If the worry becomes so overwhelming that it paralyzes a person, it may be a sign of an anxiety disorder. For example, a person may obsess about hand printing every single invitation and throw it out if a letter is imperfect.
Other signs of the disorder include avoiding or manipulating situations to avoid the anxiety. For instance, a person may be so worried about tripping while walking down the aisle that he or she refuses to go through with the ceremony. Or a person may suggest a honeymoon nearby because he or she is afraid of riding an airplane.
"When people become frightened by the anxiety itself and can't function in a normal healthy way, at that point, we would then look if the person has an anxiety disorder," says Ross, noting that anxiety disorders are real and treatable.

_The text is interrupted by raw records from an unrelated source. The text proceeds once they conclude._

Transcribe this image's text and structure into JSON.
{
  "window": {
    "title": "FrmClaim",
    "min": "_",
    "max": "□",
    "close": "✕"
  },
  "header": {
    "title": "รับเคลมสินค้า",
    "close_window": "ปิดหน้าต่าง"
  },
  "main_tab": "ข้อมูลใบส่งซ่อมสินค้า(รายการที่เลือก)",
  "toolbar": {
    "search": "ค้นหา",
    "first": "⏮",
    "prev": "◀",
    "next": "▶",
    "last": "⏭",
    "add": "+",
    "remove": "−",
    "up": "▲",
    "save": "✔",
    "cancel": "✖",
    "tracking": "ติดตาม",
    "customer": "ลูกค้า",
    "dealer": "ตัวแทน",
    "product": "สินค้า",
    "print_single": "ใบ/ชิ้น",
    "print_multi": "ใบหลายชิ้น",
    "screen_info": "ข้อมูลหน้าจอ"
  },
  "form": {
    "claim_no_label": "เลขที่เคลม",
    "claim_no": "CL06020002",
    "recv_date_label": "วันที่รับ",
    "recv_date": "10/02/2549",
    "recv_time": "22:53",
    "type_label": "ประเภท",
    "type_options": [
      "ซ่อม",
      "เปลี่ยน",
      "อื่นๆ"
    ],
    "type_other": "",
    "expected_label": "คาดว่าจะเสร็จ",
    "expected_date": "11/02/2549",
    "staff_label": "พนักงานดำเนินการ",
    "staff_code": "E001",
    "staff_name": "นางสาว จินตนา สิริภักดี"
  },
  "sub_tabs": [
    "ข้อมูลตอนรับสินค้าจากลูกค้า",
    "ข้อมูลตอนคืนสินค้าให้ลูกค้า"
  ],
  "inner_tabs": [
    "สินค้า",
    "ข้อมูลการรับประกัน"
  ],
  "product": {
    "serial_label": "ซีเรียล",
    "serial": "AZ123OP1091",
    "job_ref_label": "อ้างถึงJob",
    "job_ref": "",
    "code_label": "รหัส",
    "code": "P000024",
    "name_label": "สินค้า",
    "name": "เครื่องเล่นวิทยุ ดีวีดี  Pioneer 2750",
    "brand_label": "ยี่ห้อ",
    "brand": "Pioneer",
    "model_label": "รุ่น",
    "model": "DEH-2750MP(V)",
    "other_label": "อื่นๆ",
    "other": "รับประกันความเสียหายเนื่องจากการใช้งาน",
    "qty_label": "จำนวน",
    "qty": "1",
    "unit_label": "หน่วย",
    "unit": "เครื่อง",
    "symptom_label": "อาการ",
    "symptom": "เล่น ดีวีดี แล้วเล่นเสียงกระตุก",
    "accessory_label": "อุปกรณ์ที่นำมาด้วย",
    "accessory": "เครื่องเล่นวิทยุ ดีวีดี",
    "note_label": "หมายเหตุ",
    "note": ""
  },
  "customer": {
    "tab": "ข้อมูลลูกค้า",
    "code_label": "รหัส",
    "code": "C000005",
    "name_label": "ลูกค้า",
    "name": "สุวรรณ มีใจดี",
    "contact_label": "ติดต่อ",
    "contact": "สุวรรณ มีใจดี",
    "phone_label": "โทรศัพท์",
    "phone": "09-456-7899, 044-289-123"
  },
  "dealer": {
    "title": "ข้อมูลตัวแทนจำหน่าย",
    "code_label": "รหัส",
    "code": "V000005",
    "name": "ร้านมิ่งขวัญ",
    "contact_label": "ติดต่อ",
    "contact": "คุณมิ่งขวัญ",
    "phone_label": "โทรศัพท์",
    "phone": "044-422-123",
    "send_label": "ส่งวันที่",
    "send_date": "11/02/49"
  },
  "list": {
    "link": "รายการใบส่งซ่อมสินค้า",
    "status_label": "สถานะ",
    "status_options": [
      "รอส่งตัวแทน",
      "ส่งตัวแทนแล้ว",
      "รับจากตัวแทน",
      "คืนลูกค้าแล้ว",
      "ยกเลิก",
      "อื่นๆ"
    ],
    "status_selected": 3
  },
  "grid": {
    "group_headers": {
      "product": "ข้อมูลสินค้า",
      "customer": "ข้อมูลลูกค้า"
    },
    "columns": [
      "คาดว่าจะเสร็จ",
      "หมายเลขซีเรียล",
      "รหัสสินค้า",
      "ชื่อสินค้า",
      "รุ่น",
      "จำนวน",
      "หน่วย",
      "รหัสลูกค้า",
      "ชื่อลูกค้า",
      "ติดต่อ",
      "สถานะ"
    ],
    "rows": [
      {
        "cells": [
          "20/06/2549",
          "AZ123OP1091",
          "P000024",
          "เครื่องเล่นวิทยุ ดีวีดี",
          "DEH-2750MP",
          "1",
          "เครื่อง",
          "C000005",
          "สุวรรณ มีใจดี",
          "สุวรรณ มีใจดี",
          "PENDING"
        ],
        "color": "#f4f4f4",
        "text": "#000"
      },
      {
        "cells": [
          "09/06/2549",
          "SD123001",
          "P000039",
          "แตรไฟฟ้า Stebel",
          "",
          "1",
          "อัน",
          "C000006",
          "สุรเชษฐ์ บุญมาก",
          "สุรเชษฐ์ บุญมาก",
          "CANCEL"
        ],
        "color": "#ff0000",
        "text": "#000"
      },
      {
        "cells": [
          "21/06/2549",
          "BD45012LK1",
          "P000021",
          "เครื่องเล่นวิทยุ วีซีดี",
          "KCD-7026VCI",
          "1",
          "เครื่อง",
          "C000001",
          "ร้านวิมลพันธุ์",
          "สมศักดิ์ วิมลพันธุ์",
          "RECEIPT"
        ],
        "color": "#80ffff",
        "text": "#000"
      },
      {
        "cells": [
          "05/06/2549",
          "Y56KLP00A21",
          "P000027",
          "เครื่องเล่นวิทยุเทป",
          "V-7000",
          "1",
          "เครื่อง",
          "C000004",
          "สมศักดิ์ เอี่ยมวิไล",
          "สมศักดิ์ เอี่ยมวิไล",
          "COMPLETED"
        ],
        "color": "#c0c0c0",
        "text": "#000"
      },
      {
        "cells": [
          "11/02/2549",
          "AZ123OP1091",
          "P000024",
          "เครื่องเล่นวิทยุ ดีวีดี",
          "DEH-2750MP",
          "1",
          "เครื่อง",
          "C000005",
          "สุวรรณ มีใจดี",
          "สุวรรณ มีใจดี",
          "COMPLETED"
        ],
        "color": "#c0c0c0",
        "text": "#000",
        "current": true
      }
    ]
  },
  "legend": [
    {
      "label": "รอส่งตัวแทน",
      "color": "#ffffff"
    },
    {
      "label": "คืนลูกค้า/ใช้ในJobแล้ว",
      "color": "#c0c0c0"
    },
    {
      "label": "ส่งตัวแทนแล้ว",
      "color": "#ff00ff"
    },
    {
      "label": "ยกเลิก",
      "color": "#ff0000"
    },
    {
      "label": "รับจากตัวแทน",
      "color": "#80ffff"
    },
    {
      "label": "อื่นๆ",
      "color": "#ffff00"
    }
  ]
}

If you suspect that you or a loved on has the disorder, it is best to consult with an anxiety specialist or a mental health professional.
Working as a Team
Outside of anxiety disorders, Susan Heitler, PhD, a clinical psychologist and a marriage and family therapist in Denver, prefers not to look at pre-wedding jitters in terms of healthy or unhealthy. Jitters deserve consideration, she says. They don't just come out of the blue.
"Jitters, which are basically anxieties, come up because there is something going on that merits attention," says Heitler, who doesn't believe everyone experiences such anxiety. Couples with strong collaborative skills tend to do fine, she says. Those who lack such skills, however, may experience jitters -- even if the couple really loves each other.